I had some downtime before my show Saturday night, and since I’ve been asked by a few people “what I think” and “where I stand” post implosion, I figured I’d write down a few thoughts now that I’ve had a few days, well a week actually, to digest.
I wrote a little more before bed last night, and just amended the end a few minutes ago after a day blissfully offline.
While I was poking around twitter earlier, I discovered a bunch of my peers also posted similar “recaps” (apparently we all came to the surface at the same time following last weeks “Deep Dive”)(*snort*) I haven’t read any yet so as not to alter my course or have anyone influence my own first response (I promise to read them all now)
So apologies if this is a rehash of someone else’s post or inadvertently comes across as a rebuttal of some sort (like last weeks weirdness) I am curious to see if we’re all on the same page, or if I’m charting my own weird course…
Anyway… read on.
So here we are, a week later. The deed is done.
There’s no turning back, and IndyCar can’t unbreak what it already broke.
So it’s time for them to get out the super glue (repair the relationship with the current fan base) or just buy new shit (find a new group of fans to market to who don’t know about or care about the history of the sport)
Oh before I forget, on the off chance that you’ve been living in a cave this week and missed it, the absolute BEST recap of all the shenanigans that have happened both last season and last week, a tip of the cap to the incomparable Marshall Pruett
Judging by some of the comments and quotes floating about in there and elsewhere, it’s clear that some in the rank and file still just. don’t. get. it.
I would be remiss were I not to also share my pal Robin’s scathing reaction
Together, Marshall and Robin, as the Good Cop/Bad Cop of Speed’s coverage of the series, have provided information, humour, hubris, conversation, and a sounding board. We are lucky to have both of them working so hard on our behalf.
So, back to the topic at hand… Where do I stand at this point?
Well, like I said before, the ball’s IndyCar’s court now. Provided things don’t further sour, like, for example, should any other key players be shown the door, or should the WRONG person be put in a position of power (though I get the impression that Belskus has no expedient plans to fill the CEO seat with anything other than his own ass for the foreseeable future) I’m not going anywhere… yet.

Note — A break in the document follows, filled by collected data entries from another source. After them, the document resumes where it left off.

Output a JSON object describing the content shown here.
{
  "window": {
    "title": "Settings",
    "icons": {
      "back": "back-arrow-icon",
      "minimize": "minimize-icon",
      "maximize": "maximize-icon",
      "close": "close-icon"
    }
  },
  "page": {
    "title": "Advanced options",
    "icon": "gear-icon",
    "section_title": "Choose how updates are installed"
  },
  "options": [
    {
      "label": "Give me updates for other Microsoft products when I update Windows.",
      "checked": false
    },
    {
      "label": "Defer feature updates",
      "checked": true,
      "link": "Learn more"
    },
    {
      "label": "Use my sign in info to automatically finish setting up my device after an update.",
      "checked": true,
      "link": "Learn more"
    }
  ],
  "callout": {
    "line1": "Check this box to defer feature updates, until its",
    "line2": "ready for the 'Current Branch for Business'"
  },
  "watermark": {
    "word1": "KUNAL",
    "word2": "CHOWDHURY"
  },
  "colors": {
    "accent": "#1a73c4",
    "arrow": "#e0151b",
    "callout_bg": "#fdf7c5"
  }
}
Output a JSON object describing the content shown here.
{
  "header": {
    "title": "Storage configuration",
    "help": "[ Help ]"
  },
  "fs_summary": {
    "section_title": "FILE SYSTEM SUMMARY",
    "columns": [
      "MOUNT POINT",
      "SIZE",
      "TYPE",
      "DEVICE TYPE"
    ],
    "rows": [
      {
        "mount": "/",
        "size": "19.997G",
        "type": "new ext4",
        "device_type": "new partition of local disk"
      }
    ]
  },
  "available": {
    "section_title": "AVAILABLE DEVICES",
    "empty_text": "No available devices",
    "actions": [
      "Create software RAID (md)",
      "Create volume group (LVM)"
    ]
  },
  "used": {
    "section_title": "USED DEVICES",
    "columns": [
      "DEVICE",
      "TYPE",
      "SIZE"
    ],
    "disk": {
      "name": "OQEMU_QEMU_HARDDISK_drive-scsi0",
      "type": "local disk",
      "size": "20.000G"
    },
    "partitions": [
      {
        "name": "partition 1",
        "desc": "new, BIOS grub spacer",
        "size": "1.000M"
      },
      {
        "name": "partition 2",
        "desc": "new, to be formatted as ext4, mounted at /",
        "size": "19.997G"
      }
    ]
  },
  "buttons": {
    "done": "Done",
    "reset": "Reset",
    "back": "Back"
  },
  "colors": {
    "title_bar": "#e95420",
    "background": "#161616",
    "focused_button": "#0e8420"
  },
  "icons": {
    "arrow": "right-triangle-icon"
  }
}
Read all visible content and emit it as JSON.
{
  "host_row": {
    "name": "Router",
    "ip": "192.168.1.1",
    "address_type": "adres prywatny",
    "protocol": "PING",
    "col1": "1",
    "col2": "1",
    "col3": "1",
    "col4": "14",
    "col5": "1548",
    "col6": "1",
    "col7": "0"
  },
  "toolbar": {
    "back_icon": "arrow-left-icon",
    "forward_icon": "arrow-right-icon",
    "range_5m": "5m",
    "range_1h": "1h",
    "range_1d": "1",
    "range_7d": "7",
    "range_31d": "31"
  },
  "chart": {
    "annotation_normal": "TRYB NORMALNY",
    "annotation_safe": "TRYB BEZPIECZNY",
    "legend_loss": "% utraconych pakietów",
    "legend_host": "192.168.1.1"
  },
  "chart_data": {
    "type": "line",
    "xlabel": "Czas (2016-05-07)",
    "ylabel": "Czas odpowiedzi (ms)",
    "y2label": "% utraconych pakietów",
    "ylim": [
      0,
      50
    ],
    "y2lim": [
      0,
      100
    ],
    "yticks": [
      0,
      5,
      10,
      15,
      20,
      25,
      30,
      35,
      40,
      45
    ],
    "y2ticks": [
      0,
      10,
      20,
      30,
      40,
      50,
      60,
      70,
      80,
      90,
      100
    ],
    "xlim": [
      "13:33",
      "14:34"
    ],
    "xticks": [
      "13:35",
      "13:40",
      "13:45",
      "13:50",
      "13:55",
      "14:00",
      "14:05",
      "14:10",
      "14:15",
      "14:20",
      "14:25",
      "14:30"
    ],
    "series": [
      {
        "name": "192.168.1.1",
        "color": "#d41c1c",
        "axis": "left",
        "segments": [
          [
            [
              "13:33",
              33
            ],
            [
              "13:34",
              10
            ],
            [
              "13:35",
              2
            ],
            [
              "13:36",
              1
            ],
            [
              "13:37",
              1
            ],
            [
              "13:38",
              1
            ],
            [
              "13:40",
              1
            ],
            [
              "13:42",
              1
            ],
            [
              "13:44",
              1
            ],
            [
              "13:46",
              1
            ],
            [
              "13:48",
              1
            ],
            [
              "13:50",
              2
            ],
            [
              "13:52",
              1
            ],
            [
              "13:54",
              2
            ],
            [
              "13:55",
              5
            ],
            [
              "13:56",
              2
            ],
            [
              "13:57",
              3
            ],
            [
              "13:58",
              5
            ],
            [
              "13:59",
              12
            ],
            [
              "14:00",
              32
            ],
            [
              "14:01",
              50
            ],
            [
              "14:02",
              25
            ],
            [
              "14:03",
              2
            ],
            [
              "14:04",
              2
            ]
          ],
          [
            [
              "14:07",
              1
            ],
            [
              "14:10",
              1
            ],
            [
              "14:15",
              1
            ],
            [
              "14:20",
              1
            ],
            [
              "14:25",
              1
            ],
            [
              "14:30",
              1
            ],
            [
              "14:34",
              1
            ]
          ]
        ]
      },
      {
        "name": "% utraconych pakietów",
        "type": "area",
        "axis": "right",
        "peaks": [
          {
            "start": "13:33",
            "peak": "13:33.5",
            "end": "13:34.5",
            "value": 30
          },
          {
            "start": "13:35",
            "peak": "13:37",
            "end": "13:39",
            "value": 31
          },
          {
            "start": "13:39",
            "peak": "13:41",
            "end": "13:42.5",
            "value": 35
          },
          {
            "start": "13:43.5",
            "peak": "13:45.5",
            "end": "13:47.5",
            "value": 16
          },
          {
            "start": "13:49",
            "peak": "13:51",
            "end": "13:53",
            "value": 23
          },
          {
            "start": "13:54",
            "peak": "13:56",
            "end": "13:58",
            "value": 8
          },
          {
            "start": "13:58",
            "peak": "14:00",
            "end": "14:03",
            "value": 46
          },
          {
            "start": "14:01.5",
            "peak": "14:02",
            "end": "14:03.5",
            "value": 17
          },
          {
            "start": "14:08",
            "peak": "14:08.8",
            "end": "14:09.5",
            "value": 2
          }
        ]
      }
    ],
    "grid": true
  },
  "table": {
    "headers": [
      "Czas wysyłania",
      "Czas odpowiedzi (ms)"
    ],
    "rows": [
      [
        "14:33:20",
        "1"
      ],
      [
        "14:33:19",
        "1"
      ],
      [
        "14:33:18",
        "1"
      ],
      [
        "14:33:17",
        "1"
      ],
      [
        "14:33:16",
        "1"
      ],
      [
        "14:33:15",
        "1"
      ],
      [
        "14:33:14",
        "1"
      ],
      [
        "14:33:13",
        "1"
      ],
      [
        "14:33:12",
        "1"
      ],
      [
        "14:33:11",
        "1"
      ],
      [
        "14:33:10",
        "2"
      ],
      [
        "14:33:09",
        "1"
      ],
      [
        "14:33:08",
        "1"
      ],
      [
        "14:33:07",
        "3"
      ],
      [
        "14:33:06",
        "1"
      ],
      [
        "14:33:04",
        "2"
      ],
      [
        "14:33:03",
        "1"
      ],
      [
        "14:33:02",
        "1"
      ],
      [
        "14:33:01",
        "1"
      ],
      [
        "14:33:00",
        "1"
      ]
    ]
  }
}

I’m in wait and see mode. Judging by conversations I’ve had with friends, colleagues, fans and some folks associated with some sponsors, there are a lot of us sitting in the “wait and see” section.
Speaking of courts, or rather “courting”… As both a fan and as media, I want them to court me.
In fact, I need them to woo me.
Show me that they’re worthy of my reciprocal love and attention.
Convince me that they really love me. No placating me or patting my head and shooing me away so they can sweep this all under the rug and pretend it didn’t happen. (Nice try Mr. Belskus… that was a lovely collection of “words” and sound-bytes, but it really didn’t say much)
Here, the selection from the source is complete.